Edmond Animal Welfare reported its first confirmed rabies positive case in the city for 2016.
It was a skunk found dead in a neighborhood near 22nd and Broadway.
David and Linda Olson take pride in the place they've called home for more than 50 years.
They groom a backyard oasis with a small garden and flowers. But every spring and summer, raccoons, opossums and skunks show up.
“They tunnel under the fence to get in the backyard and they make them a passageway, and they come and go and when I find it, well that’s when I set my traps out,” David Olson said.
He has caught two skunks already this year and took the animals out to the country to turn them loose.
He has never been sprayed and fallen victim to the fumes of a skunk before.
“But I’ve had a dog that got sprayed by one real good [sic]. They go crazy,” David Olson said. “It’ll make you sick!”
The rabies positive skunk was found dead across the street from his home.
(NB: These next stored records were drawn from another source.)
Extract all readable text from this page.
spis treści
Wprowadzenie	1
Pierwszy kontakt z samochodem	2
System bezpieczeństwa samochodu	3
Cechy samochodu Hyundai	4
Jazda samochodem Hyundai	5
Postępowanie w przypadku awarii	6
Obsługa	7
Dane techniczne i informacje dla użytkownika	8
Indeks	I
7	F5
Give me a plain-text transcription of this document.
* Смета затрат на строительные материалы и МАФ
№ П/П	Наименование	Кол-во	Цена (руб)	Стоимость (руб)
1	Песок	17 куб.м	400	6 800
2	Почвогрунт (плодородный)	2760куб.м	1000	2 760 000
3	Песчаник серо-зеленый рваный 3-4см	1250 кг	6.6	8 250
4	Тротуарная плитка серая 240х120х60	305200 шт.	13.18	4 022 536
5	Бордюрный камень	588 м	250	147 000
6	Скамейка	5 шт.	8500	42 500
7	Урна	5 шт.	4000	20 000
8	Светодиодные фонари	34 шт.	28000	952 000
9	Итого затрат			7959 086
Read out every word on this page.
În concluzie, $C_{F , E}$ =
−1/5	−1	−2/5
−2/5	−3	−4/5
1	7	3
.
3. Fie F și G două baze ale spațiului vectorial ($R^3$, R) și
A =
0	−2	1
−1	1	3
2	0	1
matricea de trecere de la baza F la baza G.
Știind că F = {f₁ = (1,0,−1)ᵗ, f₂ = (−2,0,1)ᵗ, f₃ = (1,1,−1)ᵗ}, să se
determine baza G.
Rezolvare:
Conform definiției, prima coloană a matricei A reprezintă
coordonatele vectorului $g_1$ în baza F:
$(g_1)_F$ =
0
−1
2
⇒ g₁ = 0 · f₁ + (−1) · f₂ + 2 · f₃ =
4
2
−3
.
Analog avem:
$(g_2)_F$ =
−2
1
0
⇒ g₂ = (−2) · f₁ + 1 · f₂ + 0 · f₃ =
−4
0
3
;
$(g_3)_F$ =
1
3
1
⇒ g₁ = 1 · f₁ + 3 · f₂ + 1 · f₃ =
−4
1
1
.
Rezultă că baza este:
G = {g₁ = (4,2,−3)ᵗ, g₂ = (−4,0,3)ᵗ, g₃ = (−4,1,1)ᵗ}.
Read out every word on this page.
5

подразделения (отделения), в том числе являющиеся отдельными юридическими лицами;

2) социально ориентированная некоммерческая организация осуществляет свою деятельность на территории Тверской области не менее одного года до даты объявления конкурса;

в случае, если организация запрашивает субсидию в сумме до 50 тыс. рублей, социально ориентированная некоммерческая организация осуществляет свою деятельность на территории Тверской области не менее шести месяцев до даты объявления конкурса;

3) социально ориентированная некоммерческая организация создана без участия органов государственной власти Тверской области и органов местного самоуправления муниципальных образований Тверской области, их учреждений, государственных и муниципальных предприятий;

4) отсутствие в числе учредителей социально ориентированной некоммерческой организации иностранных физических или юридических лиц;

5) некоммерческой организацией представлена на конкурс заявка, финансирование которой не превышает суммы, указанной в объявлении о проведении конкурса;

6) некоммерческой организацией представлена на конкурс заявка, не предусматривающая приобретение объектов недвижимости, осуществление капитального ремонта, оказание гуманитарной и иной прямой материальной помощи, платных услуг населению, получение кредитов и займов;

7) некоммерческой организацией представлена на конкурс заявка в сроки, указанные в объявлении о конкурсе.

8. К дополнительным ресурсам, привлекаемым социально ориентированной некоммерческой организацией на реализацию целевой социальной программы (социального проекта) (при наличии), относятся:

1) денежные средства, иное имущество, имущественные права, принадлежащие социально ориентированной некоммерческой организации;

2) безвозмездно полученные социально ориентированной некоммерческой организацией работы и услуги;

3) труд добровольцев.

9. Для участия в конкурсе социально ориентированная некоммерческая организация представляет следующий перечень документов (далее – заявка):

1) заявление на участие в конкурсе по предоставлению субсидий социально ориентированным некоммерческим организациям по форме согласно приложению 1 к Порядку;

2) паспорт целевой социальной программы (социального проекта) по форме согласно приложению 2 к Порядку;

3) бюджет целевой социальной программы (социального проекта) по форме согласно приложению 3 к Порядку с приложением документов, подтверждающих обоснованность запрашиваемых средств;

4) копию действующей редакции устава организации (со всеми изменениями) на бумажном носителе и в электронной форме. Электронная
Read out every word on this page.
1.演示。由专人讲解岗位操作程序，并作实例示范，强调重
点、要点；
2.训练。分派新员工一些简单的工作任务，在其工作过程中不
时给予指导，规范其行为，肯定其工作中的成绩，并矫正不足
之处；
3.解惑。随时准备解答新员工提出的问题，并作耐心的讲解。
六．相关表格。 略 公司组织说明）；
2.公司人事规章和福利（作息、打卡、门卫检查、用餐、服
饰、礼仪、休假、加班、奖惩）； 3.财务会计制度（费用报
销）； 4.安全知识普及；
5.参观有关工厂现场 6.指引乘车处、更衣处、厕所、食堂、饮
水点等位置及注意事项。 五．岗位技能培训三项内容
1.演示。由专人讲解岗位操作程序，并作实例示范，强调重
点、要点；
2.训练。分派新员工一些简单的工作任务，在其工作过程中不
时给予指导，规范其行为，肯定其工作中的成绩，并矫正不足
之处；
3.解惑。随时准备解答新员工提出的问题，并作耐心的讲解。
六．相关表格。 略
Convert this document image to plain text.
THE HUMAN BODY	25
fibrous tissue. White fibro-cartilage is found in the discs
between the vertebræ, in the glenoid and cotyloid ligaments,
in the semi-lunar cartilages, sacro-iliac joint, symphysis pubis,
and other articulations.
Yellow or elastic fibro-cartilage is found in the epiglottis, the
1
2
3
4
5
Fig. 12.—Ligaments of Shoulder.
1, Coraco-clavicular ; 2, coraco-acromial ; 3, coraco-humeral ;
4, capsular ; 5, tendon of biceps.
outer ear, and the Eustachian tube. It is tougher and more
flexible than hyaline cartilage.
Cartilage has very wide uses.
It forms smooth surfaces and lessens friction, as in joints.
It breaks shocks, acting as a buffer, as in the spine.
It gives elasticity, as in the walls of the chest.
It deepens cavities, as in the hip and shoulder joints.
The juvenile skunk was tested by the health department and the results were positive for rabies.
The skunk was in a resident’s backyard surrounded by a fence. Edmond Animal Services Officer Cara Drake said there could be more.
“Because it was a baby skunk we have to make sure there are no more baby skunks living in that yard,” Drake explained.
Animal control officers set traps at the house, but in the meantime they want residents to be on alert.
“Rabies is spread through saliva, brain tissue and spinal fluid so as long as you avoid those areas you should be OK. Don’t get bitten. If there’s a dead animal, leave it alone or if you do have to pick it up, definitely use gloves and maybe a shovel. Try not to touch anything with your bare hands,” Drake said.
And if it's acting erratically or chases you or your pet, stay away and call a professional.
Keep food of any kind inside, and make sure your pet is up on their shots.